Vous avez fait des milliers de Polaroïd depuis les années 1970. Comment avez-vous sélectionné les images de cette exposition ?
J'avais envie de montrer de nouvelles choses et de les confronter à d'autres, plus anciennes. C'était pour moi l'occasion de rassembler des photos qui témoignent du changement - temporel, puisque les époques dialoguent, mais pas que cela. C'est aussi de changement dans et par l'image dont il est question puisque j'en ai trafiquées, transformées et malmenées plus d'une. 

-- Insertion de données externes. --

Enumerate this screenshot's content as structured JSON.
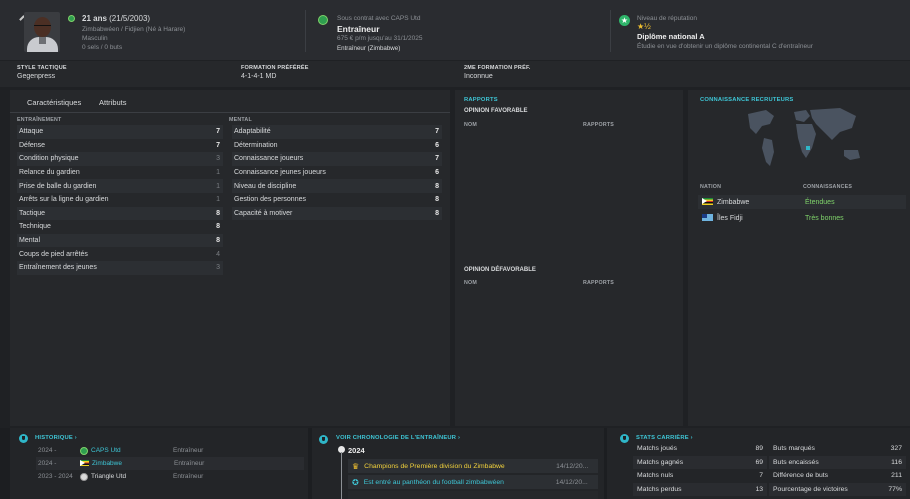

Vous avez vécu le New York underground des années 1980 mais vous avez beaucoup voyagé à cette époque. Quelles sont les villes qui vous ont le plus marqué à cette époque ?
J'allais à Tokyo, Londres et je voyais partout la même effervescence, la même envie de faire la fête. À l'époque, on n'avait ni iPhone, ni même de téléphone pour enregistrer, communiquer ou photographier... Mais les gens ramenaient de nouvelles énergies et inspirations de leurs trips à travers le monde. À Paris, il y avait le Palace bien sûr, et tous ces clubs où l'on sortait comme la boite à Frissons de mon ami Serge Kruger. C'était l'époque où jouaient les Plastics à Tokyo au Pitchcan Club d'Hara Juku - qui n'avait rien à voir avec le Hara Juku de maintenant, d'ailleurs !

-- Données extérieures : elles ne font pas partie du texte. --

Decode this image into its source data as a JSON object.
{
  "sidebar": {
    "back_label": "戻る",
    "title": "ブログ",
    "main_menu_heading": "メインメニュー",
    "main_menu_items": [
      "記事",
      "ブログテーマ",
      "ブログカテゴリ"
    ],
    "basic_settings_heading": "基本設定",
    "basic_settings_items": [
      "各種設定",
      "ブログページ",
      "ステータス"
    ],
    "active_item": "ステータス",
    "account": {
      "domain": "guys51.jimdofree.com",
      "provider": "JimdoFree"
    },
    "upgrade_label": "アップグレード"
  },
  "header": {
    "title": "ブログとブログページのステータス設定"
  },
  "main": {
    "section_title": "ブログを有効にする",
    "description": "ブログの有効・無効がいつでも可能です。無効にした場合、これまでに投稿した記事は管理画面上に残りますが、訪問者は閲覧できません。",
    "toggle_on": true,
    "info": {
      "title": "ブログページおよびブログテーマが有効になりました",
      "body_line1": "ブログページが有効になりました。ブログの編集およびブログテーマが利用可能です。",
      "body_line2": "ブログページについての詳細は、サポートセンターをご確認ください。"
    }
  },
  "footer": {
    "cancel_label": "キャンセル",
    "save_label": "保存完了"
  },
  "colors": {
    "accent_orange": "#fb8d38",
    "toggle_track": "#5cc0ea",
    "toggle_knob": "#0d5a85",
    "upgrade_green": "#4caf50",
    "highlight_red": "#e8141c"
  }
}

Vous enchaînez les projets, les expositions, les collaborations avec de grandes marques et institutions. Vous n'avez jamais souhaité vous arrêter ? Je travaille encore beaucoup, c'est vrai. Et non je ne suis pas prête de m'arrêter ! Je shoote pour Dior aujourd'hui, avec mon polaroid. J'ai déjà quelques instantanés avec moi. Je poste beaucoup de photos sur Instagram, j'y ajoute quelques effets, j'aime beaucoup ça. Je crois que c'est important pour moi de le faire, je ne veux jamais cesser d'être dans l'évolution. Ça n'a jamais été mon truc de regarder en arrière, je préfère être dans le présent. Ou le futur. Le passé, je le laisse aux nostalgiques. Sauf dans mes livres, qui sont comme des mises-en-boites.

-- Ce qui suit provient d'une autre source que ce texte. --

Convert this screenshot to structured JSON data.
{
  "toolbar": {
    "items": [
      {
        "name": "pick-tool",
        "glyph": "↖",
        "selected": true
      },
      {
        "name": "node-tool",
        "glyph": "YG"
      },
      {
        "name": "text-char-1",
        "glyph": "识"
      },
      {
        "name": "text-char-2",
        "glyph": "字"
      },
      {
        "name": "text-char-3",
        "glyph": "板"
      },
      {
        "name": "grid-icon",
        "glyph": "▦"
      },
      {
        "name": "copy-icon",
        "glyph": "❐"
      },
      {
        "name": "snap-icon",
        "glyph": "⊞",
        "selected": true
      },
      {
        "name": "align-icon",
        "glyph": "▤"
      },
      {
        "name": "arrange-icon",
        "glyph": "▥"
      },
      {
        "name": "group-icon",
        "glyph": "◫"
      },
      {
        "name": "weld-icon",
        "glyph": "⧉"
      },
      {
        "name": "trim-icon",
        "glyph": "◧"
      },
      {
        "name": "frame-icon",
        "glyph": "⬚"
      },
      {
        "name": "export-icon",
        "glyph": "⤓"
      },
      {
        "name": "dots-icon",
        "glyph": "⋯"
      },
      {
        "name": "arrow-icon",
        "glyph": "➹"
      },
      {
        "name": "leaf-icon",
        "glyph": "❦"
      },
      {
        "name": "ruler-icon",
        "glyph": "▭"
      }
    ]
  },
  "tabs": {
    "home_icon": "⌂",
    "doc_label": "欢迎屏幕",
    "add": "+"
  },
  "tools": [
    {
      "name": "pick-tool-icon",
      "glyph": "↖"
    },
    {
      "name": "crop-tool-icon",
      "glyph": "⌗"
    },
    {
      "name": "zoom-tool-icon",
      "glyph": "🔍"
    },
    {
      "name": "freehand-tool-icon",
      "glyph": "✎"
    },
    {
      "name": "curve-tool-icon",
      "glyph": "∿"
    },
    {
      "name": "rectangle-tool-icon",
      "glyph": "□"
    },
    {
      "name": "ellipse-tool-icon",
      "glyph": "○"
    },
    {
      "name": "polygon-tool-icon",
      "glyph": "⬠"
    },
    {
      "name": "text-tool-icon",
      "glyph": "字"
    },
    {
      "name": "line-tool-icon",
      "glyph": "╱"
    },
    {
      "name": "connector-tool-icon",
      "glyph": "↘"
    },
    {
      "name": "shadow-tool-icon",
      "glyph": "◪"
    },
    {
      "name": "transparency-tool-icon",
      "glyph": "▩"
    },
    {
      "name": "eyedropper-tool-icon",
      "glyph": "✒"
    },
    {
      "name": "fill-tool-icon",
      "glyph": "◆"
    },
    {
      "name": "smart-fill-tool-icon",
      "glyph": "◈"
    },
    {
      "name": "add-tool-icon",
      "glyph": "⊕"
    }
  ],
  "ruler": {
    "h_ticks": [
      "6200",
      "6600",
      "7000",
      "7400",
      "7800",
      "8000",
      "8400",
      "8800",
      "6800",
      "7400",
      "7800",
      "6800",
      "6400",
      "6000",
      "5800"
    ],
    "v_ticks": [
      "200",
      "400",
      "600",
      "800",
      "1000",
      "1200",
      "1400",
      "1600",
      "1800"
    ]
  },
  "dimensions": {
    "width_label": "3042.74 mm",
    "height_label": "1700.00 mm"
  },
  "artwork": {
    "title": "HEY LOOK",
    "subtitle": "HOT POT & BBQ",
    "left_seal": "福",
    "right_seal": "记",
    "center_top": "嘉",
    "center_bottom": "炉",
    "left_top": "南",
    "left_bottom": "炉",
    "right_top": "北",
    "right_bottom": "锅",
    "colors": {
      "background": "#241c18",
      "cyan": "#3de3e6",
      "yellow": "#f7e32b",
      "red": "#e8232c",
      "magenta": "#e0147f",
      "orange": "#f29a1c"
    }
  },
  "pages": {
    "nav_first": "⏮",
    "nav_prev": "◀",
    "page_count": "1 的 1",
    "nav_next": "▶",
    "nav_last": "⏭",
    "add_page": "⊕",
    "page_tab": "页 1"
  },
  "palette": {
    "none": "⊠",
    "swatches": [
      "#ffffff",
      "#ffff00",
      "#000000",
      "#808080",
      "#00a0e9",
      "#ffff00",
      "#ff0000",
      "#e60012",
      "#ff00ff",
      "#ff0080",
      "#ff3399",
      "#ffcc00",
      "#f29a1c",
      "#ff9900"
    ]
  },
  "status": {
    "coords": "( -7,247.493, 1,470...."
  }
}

Beaucoup de figures de la pop culture actuelle s'inspirent ouvertement de votre esthétique pour façonner leur univers. Flattée ou agacée ?
C'est cool, la roue tourne. Moi aussi je me suis inspirée de plein de gens quand j'ai commencé. À 14 ans j'étais dingue de Cher - je crois que j'aimais beaucoup la mode. J'ai eu comme beaucoup d'adolescentes mon premier crush sur Jim Morrisson des Doors. J'ai aimé Janis Joplin, aussi. Tous ceux qui ont fait l'époque. Mais plus que tout, c'était la rue qui m'inspirait et elle m'inspire toujours.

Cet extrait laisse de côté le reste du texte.